Add now to the list of men responsible for the worst military blunders in American history President Joe Biden’s decisions to abandon Bagram Air Base in Afghanistan and to commence the U.S. withdrawal during the fighting season for that perpetually war-ravaged region of Central Asia.
The Bagram abandonment — done in the dead of night without forewarning to the Afghan national government that we supported and without the prior removal of valuable equipment — is so obvious and colossal a blunder as to defy rational explanation.
Biden claimed Thursday that he asked his military advisers — primarily the Joint Chiefs of Staff and the Secretary of Defense — about the advisability of pulling out of Bagram and they told him not to worry.
If that is true — and I pray to God that Biden was either lying to cover his posterior or simply misunderstood what they said — then every one of those men should be fired from their posts and discharged from the U.S. military. Here’s why:
Bagram was the largest U.S. base in Central Asia, a veritable nuclear carrier of U.S. power in the middle of a sea of adversaries, including Russia, China, and Iran. With Bagram intact, the U.S. could have credibly threatened the Taliban with massive precision air bombardment that would have slowed or stopped the terrorists’ drive to Kabul.
Those same air capabilities would also have continued to be available to support the Afghan National Army that absolutely depended upon U.S. air cover to have a fighting chance against the Taliban. At the very least, the Taliban would not now control Kabul and there would be no humiliating August 31 “red line” for the U.S. to complete its withdrawal.
And think about this: Keeping Bagram throughout the withdrawal, however long it took, would have preserved U.S. intelligence capabilities that would have aided keeping the Taliban honest and preserving at least some tactical advantages for the Afghan army.
That Biden irresponsibly tossed those resources and capabilities away simply defies comprehension except in the context of either a tragic inability to comprehend the stakes involved or a panicky desire to get out of Dodge no matter the cost in U.S. and Afghan lives, or to American honor.

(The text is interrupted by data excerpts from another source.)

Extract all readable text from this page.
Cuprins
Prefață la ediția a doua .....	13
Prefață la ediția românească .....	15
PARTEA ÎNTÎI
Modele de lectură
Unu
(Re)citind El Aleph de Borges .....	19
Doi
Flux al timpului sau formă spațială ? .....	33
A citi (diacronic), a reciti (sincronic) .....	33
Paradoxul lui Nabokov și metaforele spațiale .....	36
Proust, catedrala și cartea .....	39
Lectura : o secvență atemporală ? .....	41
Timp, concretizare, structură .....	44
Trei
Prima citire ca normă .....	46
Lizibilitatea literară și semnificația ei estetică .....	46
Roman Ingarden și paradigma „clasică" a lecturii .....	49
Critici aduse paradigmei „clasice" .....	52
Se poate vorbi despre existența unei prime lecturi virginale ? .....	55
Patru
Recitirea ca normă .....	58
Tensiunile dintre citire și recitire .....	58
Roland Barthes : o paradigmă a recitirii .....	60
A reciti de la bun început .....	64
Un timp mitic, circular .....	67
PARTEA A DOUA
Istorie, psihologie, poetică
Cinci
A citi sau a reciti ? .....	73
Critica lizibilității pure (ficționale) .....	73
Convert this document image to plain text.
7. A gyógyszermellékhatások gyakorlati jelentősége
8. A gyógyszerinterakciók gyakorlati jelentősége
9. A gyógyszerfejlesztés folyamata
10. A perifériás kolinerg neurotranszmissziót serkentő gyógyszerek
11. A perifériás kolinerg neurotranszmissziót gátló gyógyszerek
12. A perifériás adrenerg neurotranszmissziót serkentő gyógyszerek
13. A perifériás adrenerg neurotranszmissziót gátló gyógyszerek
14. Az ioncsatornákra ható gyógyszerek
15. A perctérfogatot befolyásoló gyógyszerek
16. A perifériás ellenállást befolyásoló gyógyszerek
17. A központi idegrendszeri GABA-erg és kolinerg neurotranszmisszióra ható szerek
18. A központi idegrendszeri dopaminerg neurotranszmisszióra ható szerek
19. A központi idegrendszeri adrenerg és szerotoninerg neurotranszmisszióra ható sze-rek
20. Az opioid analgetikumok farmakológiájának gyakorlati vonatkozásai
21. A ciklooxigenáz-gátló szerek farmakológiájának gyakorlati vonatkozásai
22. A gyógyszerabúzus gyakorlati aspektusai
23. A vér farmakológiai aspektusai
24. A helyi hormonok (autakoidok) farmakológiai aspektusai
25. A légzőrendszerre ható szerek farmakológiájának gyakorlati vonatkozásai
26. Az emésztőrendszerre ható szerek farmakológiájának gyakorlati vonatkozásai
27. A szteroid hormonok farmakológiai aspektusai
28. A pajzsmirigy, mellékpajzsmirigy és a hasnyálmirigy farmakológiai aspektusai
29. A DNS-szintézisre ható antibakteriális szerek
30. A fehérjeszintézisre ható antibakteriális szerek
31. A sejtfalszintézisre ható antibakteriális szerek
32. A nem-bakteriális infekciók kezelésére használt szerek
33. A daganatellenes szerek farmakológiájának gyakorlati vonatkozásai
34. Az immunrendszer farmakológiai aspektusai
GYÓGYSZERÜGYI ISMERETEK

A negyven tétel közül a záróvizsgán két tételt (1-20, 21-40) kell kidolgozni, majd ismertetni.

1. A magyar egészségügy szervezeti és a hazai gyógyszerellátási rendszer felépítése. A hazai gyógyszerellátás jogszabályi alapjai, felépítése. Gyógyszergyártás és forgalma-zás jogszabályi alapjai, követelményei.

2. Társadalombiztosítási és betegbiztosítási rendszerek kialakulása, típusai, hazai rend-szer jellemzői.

There is another side to the Biden Bagram blunder that could prove to be the most significant loss in the long run, and that is the thousands of Humvees, armored personnel carriers and other military vehicles, stacks and stacks of advanced U.S. firearms, support equipment and so much more at Bagram and supplied to the Afghan Army elsewhere in Afghanistan from 2003 to 2016.

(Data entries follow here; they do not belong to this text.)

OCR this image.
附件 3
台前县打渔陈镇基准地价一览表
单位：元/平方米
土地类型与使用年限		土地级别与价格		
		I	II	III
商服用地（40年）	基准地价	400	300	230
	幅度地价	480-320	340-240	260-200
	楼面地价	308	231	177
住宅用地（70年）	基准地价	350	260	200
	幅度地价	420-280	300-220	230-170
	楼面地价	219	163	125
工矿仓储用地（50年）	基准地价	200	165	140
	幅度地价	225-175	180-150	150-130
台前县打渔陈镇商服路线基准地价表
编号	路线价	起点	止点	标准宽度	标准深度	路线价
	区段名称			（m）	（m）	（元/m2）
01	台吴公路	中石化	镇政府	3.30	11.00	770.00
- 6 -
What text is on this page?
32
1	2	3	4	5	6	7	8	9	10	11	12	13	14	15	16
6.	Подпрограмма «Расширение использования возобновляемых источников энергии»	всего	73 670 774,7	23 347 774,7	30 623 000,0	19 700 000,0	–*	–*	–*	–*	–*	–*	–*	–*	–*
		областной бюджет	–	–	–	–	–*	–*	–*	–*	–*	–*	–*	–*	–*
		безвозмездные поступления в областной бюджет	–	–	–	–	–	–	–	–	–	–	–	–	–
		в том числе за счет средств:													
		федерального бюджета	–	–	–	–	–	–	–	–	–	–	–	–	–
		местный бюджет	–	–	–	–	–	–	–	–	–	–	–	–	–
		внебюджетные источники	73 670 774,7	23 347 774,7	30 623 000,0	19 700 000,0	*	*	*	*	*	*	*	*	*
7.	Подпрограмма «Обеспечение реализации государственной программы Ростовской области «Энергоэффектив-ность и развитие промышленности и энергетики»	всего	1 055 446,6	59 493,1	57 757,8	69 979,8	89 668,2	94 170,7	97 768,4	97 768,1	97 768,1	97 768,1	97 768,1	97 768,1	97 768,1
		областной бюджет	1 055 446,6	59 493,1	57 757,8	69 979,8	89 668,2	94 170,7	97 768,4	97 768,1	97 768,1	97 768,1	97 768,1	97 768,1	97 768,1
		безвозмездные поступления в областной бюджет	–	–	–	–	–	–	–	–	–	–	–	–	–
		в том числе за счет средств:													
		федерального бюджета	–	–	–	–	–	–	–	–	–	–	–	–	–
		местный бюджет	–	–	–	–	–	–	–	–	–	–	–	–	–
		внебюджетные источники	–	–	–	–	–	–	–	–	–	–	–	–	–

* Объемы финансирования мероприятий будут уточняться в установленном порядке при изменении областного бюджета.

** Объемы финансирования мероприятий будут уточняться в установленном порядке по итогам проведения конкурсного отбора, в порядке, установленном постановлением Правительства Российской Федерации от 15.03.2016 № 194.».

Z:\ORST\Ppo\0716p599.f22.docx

There are also the dozens of heavy transport choppers, Black Hawk helicopters, and A-29 Super Tucano fixed-wing attack aircraft. Nobody expects the Taliban to immediately field these aircraft with pilots. They don’t have them, but you can be sure the Russians and Chinese are more than happy to provide the training and perhaps even supply their own nationals at the controls.
By leaving so much sophisticated U.S. military equipment behind, Biden has given the Taliban the opportunity to become a far more formidable force than it ever could have previously imagined.
Yes, keeping Bagram would have required a larger U.S. military presence, at least temporarily, and it would have put U.S. forces in a confined area subject to incessant ground, rocket and artillery attacks that could be extremely costly in a siege situation.
But when one side’s forces are concentrated in such a manner, the attacking forces must also concentrate, and that makes them sitting ducks for U.S. targeting and air power. Keeping Bagram would not have been a Khe Sanh situation because the Taliban lacks the massive manpower and other resources that were available to the North Vietnamese.
And finally, the context for Biden’s Bagram Blunder was fixed by his decision to withdraw during the fighting season, a time for which the Taliban had prepared and planned. The timing could not have been worse for the U.S. or the Afghan army.
Military strategists argue endlessly about the lessons of this battle and that decision. Cannae and Carrhae, Napoleon in the dead of the Russian winter, the Charge of the Light Brigade at Balaclava. What they won’t be debating is that Biden’s Bagram Blunder deserves to be near the top of the list.